Behavioral and neurochemical studies of opioid effects in the pedunculopontine nucleus and mediodorsal thalamus.

The brain circuitry mediating spontaneous and psychostimulant-induced locomotion comprises, in part, connections between the ventral tegmental area, nucleus accumbens and ventral pallidum. Two primary efferent projections from the ventral pallidum are to the mediodorsal thalamic nucleus (MD) and the pedunculopontine nucleus (PPN), including the mesencephalic motor area. To assess the functional role of the PPN and MD in this motor circuit, the behavioral and neurochemical effects of intra-PPN and intra-MD administration of the mu opioid receptor agonist Tyr-D-Ala-Gly-MePhe-Gly(ol) (DAMGO) were examined. Bilateral microinjections of DAMGO into either the PPN or MD elicited a dose-dependent increase in motor activity which was blocked by pretreatment with naloxone (2.0 mg/kg i.p.). Three studies were conducted to evaluate a role for mesoaccumbens dopamine transmission in DAMGO-induced motor activity.
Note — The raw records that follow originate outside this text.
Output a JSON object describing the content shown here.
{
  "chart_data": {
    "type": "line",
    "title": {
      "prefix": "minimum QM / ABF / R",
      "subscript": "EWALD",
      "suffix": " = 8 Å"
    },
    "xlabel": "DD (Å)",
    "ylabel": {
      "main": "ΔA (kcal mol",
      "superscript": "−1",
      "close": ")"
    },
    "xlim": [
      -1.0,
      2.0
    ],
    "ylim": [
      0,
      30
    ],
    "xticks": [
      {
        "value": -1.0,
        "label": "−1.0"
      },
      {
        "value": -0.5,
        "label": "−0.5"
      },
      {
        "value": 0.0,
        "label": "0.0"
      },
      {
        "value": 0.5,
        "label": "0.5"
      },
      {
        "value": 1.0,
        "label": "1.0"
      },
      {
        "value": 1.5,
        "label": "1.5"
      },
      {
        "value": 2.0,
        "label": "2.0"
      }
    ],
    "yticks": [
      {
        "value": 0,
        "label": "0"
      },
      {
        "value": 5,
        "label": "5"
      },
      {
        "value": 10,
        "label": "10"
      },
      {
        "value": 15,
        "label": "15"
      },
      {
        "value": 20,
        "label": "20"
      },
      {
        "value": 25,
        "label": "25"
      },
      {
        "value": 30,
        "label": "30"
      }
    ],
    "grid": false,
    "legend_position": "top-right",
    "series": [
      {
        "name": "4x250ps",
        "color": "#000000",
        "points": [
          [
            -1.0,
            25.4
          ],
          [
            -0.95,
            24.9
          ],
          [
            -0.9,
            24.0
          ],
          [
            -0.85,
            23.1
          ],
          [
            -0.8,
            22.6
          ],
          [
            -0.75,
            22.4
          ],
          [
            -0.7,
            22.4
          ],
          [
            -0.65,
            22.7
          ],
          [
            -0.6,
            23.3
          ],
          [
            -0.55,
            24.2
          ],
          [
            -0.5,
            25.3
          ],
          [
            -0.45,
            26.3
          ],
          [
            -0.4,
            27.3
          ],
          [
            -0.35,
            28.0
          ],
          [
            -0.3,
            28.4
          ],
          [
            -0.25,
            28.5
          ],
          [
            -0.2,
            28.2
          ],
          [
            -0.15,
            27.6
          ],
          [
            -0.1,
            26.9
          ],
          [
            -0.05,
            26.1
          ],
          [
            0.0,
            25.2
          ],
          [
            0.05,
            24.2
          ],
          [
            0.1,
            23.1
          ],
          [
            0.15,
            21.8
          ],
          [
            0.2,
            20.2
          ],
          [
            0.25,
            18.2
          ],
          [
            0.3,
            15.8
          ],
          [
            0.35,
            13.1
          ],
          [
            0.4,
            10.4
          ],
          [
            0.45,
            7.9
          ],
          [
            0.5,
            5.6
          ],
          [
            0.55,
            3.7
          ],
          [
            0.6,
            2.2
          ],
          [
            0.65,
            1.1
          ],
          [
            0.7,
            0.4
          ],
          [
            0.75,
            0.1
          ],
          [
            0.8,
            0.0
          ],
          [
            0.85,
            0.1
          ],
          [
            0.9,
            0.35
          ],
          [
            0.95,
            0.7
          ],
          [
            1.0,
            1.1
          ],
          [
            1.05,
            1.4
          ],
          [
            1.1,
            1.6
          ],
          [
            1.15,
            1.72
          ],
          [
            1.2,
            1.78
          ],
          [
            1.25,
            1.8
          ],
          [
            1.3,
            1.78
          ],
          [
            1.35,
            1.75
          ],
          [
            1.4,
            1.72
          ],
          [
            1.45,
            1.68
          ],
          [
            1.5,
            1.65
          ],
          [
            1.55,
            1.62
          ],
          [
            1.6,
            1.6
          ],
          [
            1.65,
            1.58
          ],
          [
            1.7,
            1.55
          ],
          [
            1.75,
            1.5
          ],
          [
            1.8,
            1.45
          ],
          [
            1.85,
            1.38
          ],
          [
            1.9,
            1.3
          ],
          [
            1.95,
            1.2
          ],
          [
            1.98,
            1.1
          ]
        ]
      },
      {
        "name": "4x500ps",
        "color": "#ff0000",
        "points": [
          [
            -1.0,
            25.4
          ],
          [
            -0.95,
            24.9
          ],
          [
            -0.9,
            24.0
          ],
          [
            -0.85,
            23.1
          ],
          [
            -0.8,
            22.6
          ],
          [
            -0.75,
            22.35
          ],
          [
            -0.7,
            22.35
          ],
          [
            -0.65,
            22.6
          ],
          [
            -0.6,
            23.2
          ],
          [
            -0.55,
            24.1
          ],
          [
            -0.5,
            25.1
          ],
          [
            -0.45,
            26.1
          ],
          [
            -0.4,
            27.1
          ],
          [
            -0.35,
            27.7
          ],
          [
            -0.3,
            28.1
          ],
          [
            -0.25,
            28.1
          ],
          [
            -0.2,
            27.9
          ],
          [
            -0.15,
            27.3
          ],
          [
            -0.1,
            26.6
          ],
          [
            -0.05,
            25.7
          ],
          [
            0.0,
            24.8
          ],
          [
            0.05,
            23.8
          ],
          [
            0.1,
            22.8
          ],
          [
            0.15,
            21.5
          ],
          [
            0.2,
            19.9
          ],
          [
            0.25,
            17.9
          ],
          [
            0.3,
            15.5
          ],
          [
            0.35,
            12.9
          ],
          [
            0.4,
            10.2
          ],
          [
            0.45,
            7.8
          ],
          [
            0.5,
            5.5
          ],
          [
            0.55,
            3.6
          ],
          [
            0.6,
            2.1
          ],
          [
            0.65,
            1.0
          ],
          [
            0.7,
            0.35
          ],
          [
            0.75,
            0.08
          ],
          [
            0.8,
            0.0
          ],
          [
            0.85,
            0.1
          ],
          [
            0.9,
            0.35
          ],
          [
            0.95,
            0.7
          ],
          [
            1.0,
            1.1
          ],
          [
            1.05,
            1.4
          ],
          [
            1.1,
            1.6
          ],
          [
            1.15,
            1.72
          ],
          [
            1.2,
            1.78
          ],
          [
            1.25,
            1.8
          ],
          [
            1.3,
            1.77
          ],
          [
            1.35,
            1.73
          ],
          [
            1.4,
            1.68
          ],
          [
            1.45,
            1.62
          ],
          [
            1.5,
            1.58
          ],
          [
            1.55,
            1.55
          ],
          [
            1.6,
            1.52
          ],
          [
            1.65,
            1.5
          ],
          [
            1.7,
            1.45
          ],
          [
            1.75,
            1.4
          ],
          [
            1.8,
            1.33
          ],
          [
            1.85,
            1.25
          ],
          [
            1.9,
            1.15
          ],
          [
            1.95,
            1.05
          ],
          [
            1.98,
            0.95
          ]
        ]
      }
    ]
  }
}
Systemic administration of the dopamine antagonist, heloperidol (0.1 mg/kg i.p.) produced a partial antagonism of the motor effect elicited by DAMGO in the MD, but abolished the response to DAMGO in the PPN. Inhibition of dopamine neurons by microinjecting the gamma-aminobutyric acidB agonist, baclofen (0.15 nmol/side), into the ventral tegmental area attenuated the motor activity elicited by DAMGO in the PPN but was without effect on DAMGO in the MD. Finally, microdialysis revealed that DAMGO microinjection into either the PPN or MD elicited a dose-related increase in extracellular dopamine content in the nucleus accumbens. However, only after DAMGO in the PPN were extracellular levels of dopamine metabolites increased. These results demonstrate that the motor stimulant response to DAMGO in the PPN is dopamine dependent and involves stimulation of mesoaccumbens dopamine neurons. In contrast, the motor response by DAMGO in the MD only partly involves dopaminergic mechanisms, perhaps via a presynaptic action because the effect was not altered by inhibiting impulse flow in mesoaccumbens dopamine neurons with baclofen.